Autrefois pilote de chasse, Pascal Niggel est aujourd’hui un psychologue clinicien reconnu dans l’univers du sport. Il officie notamment auprès des équipes de France jeunes depuis 2018. Lors du séminaire du Projet de Performance fédéral masculin qui s’est déroulé à la Maison du Handball, du 23 au 25 juin, Pascal Niggel est intervenu pour alimenter des pistes de réflexion de la détection.

Pascal, quel est ton rôle auprès des équipes de France jeunes ?
À la demande de Pascal Bourgeais, voici deux saisons que j’interviens auprès des équipes de France U17, U19 et U21. Pour monter en puissance, il a fallu harmoniser les calendriers afin que je puisse faire connaissance avec les collectifs. Le premier objectif est de découvrir leur fonctionnement et les problématiques auxquelles ils sont confrontés. Je trouve important de travailler auprès des athlètes pendant les stages et les compétitions afin d’observer ce qu’il se passe en situation de passion. Il n’est pas toujours évident de comprendre que notre source d’information c’est le temps passé. Car le psychologue ne dispose pas de matière tangible comme le corps médical qui s’appuie sur des examens, des radios, des clichés, etc…

Quels étaient les objectifs de cette intervention auprès des responsables de pôles ?
La FFHandball s’interroge sur la méthode qui a permis à ses équipes de beaucoup gagner jusqu’à présent. À l’image d’autres fédérations, le handball est capable de former des supers athlètes. Or, les populations d’athlètes changent et il est judicieux de se questionner sur les critères de recrutement. Car un jour on envoie l’athlète sur le terrain et cela s’apparente à lancer une pièce en l’air en disant « est-ce que ça va le faire ou pas ? » Il est nécessaire de leur apprendre à être des compétiteurs en même temps que leur apprendre à être des athlètes. C’est la question de l’entraîneur, pas celle du psychologue ou du préparateur mental. Il faut nécessairement prendre en compte cet aspect très tôt dans la formation. Les entraîneurs ont la compétence et la capacité de lecture des jeunes pour déceler les moments où ils partent sur la mauvaise voie. L’idée est de démystifier le mental, de créer des modèles simplifiés et des approches accessibles à tous. Il s’agit d’éveiller une vigilance accrue sur ces processus mentaux afin de les désamorcer dès qu’ils apparaissent pour débarrasser les acteurs de leurs appréhensions. Cela n’a pas de sens qu’un gamin de 14 ans ait peur de filer au but. Si la peur existe, c’est que quelque chose ne s’est pas mis en place pendant la formation.
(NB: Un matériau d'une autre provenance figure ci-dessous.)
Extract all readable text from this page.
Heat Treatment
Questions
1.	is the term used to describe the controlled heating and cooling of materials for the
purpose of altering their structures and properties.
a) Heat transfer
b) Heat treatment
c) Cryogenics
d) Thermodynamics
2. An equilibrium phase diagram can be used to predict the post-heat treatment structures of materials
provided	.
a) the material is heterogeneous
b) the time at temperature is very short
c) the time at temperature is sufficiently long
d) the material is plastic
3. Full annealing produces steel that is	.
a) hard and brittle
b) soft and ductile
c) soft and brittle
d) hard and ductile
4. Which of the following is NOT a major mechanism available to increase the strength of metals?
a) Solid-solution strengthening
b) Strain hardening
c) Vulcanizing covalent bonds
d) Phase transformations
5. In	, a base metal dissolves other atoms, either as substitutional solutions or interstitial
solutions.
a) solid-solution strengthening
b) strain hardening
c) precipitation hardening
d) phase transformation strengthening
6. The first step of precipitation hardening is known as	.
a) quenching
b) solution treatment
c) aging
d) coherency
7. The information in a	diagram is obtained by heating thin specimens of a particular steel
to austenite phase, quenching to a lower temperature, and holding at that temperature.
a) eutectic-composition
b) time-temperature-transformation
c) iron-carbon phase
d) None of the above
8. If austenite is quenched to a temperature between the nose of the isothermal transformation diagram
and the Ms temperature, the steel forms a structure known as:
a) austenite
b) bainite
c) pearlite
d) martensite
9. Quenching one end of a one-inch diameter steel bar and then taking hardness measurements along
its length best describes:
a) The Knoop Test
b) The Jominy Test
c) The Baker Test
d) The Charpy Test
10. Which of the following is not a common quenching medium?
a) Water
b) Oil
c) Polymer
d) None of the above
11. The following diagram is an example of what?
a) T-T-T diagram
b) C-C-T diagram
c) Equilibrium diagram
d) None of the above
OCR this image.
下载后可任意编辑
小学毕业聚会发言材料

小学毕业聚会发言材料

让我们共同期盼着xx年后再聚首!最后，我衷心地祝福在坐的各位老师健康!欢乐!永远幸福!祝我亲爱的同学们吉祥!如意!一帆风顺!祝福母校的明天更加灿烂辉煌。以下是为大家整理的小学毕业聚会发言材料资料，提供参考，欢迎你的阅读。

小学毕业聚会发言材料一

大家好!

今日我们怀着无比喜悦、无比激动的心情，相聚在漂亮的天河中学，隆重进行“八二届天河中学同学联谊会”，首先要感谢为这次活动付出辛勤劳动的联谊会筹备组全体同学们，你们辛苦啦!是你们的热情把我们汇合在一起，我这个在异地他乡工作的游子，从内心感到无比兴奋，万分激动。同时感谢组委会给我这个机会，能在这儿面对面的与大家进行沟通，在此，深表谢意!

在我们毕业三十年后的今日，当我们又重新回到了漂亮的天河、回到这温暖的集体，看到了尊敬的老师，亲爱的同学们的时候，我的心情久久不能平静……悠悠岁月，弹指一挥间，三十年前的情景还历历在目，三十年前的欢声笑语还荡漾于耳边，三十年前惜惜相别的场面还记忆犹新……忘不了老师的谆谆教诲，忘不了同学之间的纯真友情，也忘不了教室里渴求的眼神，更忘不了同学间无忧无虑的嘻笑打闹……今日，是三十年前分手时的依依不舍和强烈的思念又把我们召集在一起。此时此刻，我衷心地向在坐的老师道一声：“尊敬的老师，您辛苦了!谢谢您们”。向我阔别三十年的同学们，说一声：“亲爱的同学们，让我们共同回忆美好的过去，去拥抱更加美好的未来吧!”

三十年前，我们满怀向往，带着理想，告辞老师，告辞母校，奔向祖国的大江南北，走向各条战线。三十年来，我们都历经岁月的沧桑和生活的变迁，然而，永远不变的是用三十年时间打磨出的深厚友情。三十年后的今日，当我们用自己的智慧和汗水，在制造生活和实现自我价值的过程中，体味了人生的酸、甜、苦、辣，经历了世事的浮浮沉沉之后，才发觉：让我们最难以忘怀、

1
Dans le secteur masculin, le recours à un préparateur mental ou à un psychologue a longtemps été tabou. Qu’en est-il aujourd’hui ?
Longtemps, le pragmatisme a prévalu avec des équipes qui pensaient pouvoir régler elles-mêmes les difficultés. Si un collectif, est bien construit, cela peut en effet suffire. Dans une interview récente, Dan Carter déclarait « Il y a dix ans si tu disais que tu voyais un psy, on te prenait pour un fou. Aujourd’hui, si tu n’en vois pas, on te prend pour un dingue. »
Intervenir avec humilité, discrétion et simplicité, au service du projet, facilite le contact avec les athlètes. La crainte de la trahison n’existe plus et les freins se sont libérés. La démarche est inscrite dans un processus global et on ne se refuse rien sur la méthode : des séances de travail collectives avec l’équipe, avec le staff, avec les deux, ainsi que des entretiens individuels si un besoin est identifié. J’essaie de partager l’idée que l’on peut remettre de la joie dans la pratique de compétition. Et quand ça se passe mal sur le terrain, c’est là où on va s’éclater le plus.